What are the categories whose objects form a set, called?

Question

Small categories are ones whose objects and all the morphisms form sets.

Locally small categories are those whose hom-sets are small.

Is there a name for categories whose objects form a set, but not necessarily the morphisms?

Answer 1

As far as I'm aware, there is not an established term for large categories whose class of objects forms a set; certainly there isn't a term in common use. Presumably this is because, while it is easy to come up with artificial examples (e.g. taking small full subcategories of large categories), natural examples are harder to come by.

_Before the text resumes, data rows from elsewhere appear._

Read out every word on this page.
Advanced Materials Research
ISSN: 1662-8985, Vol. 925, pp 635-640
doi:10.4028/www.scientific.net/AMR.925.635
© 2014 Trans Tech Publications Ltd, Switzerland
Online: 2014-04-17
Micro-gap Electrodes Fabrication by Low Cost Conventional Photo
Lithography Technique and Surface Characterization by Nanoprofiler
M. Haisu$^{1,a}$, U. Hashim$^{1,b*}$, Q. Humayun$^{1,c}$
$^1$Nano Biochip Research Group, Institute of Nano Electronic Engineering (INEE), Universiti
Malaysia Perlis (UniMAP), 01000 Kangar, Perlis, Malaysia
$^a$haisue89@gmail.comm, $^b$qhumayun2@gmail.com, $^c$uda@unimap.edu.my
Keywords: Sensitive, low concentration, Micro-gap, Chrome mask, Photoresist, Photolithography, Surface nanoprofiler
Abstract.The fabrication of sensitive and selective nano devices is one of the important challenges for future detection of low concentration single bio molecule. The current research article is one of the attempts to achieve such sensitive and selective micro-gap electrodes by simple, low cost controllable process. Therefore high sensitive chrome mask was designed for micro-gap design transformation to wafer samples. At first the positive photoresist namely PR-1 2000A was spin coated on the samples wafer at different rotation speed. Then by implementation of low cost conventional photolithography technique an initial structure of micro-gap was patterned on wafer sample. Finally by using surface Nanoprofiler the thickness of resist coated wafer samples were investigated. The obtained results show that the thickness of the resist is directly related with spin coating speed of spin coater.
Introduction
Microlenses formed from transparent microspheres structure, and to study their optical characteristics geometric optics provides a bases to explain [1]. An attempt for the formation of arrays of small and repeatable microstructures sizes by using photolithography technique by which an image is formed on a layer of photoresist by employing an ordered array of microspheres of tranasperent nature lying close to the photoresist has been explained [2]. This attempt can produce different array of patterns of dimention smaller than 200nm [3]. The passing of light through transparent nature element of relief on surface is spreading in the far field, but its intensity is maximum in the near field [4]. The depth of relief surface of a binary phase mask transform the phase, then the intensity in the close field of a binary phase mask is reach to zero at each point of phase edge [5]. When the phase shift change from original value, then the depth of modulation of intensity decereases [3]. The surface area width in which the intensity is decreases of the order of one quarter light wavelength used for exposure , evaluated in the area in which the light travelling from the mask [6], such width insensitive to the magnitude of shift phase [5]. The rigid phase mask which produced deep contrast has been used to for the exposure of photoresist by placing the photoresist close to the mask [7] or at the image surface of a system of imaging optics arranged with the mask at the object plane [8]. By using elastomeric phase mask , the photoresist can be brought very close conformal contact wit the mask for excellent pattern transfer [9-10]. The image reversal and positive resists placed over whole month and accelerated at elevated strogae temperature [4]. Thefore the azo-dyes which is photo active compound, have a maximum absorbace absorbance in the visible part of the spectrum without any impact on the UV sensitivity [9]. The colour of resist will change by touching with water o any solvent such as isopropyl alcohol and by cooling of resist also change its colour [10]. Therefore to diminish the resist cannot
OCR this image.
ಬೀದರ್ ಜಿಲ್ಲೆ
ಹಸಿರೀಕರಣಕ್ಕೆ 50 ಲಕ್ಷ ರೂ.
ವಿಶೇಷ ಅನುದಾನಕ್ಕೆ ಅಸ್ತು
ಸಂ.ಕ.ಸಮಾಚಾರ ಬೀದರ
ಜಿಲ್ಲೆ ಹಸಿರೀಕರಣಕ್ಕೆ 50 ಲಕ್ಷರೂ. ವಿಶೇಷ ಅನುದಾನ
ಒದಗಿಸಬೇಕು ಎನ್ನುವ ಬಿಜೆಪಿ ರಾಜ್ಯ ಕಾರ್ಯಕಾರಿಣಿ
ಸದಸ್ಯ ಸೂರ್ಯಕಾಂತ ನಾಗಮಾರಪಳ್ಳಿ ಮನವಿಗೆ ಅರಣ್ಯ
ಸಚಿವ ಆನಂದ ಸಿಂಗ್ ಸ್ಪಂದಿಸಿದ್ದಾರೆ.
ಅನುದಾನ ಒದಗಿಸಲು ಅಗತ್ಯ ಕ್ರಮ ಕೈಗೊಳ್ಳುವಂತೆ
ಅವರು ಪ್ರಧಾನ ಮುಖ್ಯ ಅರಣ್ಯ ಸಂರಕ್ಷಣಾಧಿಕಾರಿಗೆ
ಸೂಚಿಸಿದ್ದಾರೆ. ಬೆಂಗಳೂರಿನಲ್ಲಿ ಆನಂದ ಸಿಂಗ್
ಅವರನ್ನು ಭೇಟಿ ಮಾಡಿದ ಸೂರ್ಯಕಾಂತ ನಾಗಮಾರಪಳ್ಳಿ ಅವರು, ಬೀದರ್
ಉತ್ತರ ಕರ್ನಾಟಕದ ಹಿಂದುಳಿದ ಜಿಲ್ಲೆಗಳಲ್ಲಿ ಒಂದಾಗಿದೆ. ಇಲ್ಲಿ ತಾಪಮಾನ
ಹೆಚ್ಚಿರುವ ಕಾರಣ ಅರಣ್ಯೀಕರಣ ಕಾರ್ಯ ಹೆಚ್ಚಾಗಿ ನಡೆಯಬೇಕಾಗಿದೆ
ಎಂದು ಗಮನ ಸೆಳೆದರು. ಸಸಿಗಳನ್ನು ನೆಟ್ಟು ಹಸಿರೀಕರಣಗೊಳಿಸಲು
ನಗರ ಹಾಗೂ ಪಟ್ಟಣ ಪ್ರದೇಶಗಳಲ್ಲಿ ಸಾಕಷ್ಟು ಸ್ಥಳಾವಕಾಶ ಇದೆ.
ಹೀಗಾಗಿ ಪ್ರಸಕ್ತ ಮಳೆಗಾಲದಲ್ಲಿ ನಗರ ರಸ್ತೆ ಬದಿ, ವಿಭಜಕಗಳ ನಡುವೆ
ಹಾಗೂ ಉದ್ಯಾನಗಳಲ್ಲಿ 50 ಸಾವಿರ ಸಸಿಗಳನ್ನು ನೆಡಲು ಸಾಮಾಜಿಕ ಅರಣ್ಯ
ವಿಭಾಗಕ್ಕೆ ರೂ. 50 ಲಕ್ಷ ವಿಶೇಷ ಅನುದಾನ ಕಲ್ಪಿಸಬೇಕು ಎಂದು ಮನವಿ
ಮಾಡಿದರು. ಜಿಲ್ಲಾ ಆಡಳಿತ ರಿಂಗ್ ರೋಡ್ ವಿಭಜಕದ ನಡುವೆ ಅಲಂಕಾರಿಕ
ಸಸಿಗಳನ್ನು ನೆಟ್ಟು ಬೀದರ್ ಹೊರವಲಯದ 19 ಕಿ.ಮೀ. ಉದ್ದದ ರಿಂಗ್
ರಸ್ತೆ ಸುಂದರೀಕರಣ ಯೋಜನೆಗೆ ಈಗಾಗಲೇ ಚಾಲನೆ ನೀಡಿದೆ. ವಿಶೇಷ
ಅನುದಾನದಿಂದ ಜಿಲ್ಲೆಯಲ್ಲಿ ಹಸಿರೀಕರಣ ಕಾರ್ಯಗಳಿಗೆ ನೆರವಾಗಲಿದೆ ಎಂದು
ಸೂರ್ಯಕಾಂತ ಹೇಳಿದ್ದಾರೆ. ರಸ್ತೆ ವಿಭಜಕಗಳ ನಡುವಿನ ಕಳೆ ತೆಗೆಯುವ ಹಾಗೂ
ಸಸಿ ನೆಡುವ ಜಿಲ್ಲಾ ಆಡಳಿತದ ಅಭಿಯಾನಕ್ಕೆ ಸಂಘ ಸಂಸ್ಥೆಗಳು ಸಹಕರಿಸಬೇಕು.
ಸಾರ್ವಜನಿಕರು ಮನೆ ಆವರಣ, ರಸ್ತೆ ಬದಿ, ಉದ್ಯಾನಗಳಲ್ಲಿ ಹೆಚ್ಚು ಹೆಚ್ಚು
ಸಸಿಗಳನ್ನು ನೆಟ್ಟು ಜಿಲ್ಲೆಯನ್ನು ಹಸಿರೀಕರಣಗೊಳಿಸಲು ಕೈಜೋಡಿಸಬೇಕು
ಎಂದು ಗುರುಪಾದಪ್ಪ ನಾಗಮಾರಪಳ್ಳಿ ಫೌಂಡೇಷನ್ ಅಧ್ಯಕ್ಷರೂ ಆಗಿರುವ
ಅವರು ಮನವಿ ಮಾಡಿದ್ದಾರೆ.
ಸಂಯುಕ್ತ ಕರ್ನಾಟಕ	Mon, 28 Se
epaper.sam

One way to view these different variants of categories is via enriched category theory. We can speak of small and large $V$-enriched categories (where $V$ is a monoidal category): a small $V$-category has a set of objects, whereas a large $V$-category has a class of objects. There are two (cartesian) monoidal categories of interest here: the category $\mathbf{Set}$ of sets, and the category $\mathbf{Class}$ of classes. (Exactly how one sets up these definitions depends on one's foundation.)

Then:

• A small category is precisely a small $\mathbf{Set}$-enriched category.
• A locally small category is a large $\mathbf{Set}$-enriched category.
• A large category is a large $\mathbf{Class}$-enriched category.

The concept you mention is the missing combination: a small $\mathbf{Class}$-enriched category. This would be a concise and unambiguous term to use if you need one.